Les parties sont d’accord pour reconnaître qu’au 24 décembre 2019 , M. [C], âgé de 62 ans, avait perçu l’ARE pendant plus de 365 jours. Par ailleurs, Pôle Emploi n’est pas contredit par M. [C] en ce que celui-ci a perçu l’ARE de la manière suivante :
157 jours du 12 janvier au 2 septembre 2018,
122 jours du 10 septembre 2018 au 25 avril 2019,
51 jours du 26 avril au 17 juillet 2019,
34 jours du 18 juillet au 15 octobre 2019,
63 jours du 23 octobre au 24 décembre 2019,
étant précisé que pour les quatre premières périodes susvisées, l’intéressé a bénéficié d’un complément mensuel d’allocation du fait d’une reprise d’activité salariée.
Suivant notification du 18 septembre 2018, M. [C] a bénéficié d’une ouverture de droit à l’ARE pour une durée de 157 jours à compter du 12 janvier 2018. Par ailleurs, il ne conteste pas que les autres périodes d’indemnisation résultent d’un rechargement de ses droits.
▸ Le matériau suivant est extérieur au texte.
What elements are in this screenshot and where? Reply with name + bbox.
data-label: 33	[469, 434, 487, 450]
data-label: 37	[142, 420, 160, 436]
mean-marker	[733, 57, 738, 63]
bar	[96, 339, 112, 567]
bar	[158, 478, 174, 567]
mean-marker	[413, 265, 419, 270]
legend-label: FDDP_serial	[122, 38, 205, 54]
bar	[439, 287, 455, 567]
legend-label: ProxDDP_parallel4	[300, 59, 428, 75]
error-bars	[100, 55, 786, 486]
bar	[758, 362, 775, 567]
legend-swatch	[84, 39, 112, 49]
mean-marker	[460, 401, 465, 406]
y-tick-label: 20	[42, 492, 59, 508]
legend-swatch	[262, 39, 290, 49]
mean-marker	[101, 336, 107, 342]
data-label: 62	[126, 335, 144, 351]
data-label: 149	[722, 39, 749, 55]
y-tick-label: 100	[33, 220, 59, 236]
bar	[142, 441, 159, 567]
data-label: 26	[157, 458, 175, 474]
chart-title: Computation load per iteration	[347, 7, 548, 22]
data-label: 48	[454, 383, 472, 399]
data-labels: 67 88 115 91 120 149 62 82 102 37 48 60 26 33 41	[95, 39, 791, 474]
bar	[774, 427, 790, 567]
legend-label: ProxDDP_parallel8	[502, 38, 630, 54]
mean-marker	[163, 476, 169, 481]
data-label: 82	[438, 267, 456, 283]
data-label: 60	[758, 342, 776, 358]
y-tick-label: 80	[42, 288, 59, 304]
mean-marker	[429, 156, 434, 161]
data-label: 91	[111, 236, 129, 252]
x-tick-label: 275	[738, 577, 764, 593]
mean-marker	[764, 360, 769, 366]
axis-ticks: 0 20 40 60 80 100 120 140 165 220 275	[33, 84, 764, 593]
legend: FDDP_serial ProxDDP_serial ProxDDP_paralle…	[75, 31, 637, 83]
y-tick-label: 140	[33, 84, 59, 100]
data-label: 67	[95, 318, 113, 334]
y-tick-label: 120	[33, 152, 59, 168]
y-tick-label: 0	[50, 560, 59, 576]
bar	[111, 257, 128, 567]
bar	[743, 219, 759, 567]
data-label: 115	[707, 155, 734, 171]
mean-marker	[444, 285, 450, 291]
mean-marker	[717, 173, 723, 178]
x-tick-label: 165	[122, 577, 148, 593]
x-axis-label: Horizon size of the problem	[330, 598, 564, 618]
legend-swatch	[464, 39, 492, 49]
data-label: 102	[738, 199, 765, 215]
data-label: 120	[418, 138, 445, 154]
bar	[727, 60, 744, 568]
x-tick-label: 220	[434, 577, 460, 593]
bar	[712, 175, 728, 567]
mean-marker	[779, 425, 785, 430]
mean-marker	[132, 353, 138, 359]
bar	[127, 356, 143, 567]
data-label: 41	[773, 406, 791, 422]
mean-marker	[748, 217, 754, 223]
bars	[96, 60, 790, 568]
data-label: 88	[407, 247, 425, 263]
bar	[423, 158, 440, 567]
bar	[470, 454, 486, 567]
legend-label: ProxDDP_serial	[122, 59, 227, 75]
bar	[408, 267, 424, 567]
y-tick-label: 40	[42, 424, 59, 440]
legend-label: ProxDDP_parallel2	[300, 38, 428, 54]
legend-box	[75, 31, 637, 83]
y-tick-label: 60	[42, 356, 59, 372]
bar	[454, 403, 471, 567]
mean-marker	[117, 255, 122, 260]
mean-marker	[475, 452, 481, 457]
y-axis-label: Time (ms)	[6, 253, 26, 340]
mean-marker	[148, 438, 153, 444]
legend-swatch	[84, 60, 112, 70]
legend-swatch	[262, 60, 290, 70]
Or, le rechargement de droit n’intervient qu’après épuisement d’un droit à l’ARE de l’allocataire, de telle sorte qu’il ne consiste pas en une reprise de ce droit à l’ARE mais en l’ouverture d’un nouveau droit à l’ARE d’une durée et d’un montant différents du précédent droit à l’ARE. Le fait que M. [C] n’ait pas à s’inscrire à nouveau à Pôle Emploi lors d’un rechargement de droits n’a aucune incidence quant aux règles susvisées. Enfin, l’Unedic veillant à la bonne application des règles d’indemnisation notamment par la voie de ses circulaires, M. [C] ne démontre pas que la précision dans cette circulaire selon laquelle l’allocataire doit avoir perçu 365 jours d’indemnisation depuis l’ouverture de droit ne serait pas conforme à la volonté des partenaires sociaux. M. [C] n’ayant été indemnisé au 24 janvier 2019 qu’à hauteur de 63 jours au titre du dernier rechargement de droits, constitutif de la dernière ouverture de droits, il ne peut prétendre au maintien de l’ARE en application de l’article 9§3 du règlement général précité. Le jugement sera confirmé en ce qu’il a débouté M. [C] de sa demande principale afin de maintien à son profit de l’ARE à compter du 30 décembre 2019 ainsi que de sa demande de dommages et intérêts pour refus injustifié de Pôle Emploi.
Compte tenu de la solution apportée au litige, le jugement sera également confirmé quant aux dépens et à l’article 700 du code de procédure civile. M. [C] n’obtenant pas gain de cause dans le cadre de son recours, il sera condamné aux dépens d’appel et conservera la charge de ses frais irrépétibles. L’équité ne commande pas d’allouer à Pôle Emploi une indemnité au titre de l’article 700 du code de procédure civile en cause d’appel.
PAR CES MOTIFS,
La Cour,
Confirme le jugement en toutes ses dispositions ;
Condamne M. [C] aux dépens d’appel ;
Rejette les demandes respectives des parties sur le fondement de l’article 700 du code de procédure civile en cause d’appel.